FRDI Bill and bail-in
Seeking to allay concerns of depositors over provisions of a draft law, Finance Minister Arun Jaitley today said the government will fully protect...
Seeking to allay concerns of depositors over provisions of a draft law, Finance Minister Arun Jaitley today said the government will fully protect public deposits in financial institutions even as he hinted at openness to changes in the proposed FRDI Bill.
The FRDI Bill proposes to create a framework for overseeing financial institutions such as banks, insurance companies, non-banking financial services (NBFC) companies and stock exchanges in case of insolvency. The government said it is committed to strengthen PSU banks and financial institutions. About Rs. 2.11 lakh crore is being pumped in to strengthen the public sector banks, the FM said.
Jaitley assurance came as an online petition by a Mumbai woman against allowing "a government entity to use depositors' money to save a bank on the verge of bankruptcy" got over 40,000 sign-ups in just 24 hours, writes NDTV.
The petition appeals to the Finance Minister not let the FRDI bill pass with the 'bail-in' provision, stating, "Our hard earned money that we have saved for our children and for our future will be used to bail-in the banks." Some financial analysts have suggested that "bail-in", as against bailout in which outside money is used to save a financial institution, may eat into funds parked by depositors.
Opposition parties have alleged that the government could use people's money to save financial institutions that have made bad lending calls. Banks are struggling under the burden of bad loans of around Rs 10 lakh crore ($150 billion).

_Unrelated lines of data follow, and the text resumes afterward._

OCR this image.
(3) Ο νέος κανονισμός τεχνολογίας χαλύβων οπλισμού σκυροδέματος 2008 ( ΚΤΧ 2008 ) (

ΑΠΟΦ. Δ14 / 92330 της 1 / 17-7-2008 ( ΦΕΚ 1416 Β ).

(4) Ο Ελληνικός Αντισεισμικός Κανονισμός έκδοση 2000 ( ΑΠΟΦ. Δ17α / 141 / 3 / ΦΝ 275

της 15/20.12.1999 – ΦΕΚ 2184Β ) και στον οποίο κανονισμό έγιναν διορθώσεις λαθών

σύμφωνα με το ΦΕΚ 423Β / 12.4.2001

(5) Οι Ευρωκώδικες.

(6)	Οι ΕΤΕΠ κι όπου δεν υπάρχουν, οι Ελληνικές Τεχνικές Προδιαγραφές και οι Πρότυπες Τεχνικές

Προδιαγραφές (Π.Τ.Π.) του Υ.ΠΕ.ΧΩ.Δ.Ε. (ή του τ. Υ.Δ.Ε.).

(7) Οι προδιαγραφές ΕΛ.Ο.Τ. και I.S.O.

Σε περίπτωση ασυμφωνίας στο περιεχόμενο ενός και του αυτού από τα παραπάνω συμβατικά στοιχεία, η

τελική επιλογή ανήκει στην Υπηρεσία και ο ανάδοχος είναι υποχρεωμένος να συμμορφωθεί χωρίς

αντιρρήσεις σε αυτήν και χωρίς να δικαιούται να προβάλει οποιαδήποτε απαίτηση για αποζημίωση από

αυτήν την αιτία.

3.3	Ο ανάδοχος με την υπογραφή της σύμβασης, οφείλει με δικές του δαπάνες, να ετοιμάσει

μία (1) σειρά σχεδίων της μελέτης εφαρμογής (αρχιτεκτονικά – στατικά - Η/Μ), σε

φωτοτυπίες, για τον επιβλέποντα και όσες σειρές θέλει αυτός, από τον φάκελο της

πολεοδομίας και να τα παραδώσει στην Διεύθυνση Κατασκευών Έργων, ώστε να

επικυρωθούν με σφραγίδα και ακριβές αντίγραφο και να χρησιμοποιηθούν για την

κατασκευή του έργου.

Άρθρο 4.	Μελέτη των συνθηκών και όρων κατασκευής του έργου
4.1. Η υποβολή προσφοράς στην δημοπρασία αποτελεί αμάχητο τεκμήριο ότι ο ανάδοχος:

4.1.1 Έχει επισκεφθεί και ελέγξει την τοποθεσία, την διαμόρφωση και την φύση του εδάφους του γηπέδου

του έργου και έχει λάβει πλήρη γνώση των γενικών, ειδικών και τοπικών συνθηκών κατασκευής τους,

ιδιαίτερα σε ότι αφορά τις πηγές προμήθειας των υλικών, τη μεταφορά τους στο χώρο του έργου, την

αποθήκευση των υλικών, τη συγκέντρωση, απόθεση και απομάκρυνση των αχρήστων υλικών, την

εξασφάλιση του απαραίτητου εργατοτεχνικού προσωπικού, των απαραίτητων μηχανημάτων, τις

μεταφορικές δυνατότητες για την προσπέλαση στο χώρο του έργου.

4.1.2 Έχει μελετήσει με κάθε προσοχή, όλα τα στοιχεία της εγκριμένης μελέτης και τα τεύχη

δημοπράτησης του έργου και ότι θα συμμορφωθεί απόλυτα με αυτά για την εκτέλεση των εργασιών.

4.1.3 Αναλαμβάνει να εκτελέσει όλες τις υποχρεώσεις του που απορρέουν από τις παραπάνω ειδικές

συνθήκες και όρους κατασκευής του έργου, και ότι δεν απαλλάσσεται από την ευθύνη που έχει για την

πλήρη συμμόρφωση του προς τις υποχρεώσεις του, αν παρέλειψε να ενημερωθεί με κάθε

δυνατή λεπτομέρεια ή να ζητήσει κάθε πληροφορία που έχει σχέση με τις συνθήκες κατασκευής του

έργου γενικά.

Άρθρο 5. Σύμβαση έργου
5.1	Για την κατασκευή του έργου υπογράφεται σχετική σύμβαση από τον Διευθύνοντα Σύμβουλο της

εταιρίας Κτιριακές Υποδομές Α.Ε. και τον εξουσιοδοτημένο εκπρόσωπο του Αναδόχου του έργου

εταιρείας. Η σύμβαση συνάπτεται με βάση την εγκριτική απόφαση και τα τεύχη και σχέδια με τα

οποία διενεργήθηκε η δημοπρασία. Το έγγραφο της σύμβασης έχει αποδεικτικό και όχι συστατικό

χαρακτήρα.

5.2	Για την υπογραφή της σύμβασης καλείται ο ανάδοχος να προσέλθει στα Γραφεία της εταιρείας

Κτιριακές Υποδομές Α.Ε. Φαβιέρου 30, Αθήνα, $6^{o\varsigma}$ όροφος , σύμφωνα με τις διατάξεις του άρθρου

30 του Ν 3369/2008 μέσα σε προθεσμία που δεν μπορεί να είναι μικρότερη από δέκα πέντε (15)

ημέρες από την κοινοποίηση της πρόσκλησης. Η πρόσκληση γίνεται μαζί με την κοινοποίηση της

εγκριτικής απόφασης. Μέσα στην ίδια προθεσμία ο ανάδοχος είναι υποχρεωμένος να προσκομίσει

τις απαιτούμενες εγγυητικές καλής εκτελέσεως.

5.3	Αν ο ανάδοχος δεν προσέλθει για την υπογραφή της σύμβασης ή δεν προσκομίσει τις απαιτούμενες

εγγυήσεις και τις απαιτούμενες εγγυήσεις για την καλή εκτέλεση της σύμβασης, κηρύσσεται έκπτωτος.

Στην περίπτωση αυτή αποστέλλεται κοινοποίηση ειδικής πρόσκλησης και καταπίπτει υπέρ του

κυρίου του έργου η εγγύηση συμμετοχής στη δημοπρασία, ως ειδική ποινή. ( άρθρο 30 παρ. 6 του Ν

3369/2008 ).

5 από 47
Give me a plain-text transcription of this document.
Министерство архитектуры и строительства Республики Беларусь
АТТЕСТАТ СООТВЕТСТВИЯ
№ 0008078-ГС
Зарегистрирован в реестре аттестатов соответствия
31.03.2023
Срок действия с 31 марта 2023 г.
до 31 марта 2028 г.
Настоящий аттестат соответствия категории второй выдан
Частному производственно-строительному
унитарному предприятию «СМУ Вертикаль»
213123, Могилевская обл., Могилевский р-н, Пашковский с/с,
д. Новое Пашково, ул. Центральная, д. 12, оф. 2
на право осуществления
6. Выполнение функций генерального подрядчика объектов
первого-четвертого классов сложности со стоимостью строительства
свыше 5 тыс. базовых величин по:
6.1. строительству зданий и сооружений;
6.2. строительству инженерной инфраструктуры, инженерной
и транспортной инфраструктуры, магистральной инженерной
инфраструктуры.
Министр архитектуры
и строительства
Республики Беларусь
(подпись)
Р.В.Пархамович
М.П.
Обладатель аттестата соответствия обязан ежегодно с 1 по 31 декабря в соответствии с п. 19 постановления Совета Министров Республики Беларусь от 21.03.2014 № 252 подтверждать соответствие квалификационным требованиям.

Currently, people's deposits of up to Rs. 1 lakh are insured under the Deposit Insurance and Credit Guarantee Corporation Act, 1961, if a financial institution were to fail. Depositors are concerned that the proposed "bail-in" provision might remove that protection.
The FRDI Bill, 2017, tabled in the Lok Sabha on August 11 in the monsoon session, provides for an independent regulator, the Resolution Corporation, which will comprise representatives from other financial regulators such as the Reserve Bank of India and the Securities and Exchange Board of India.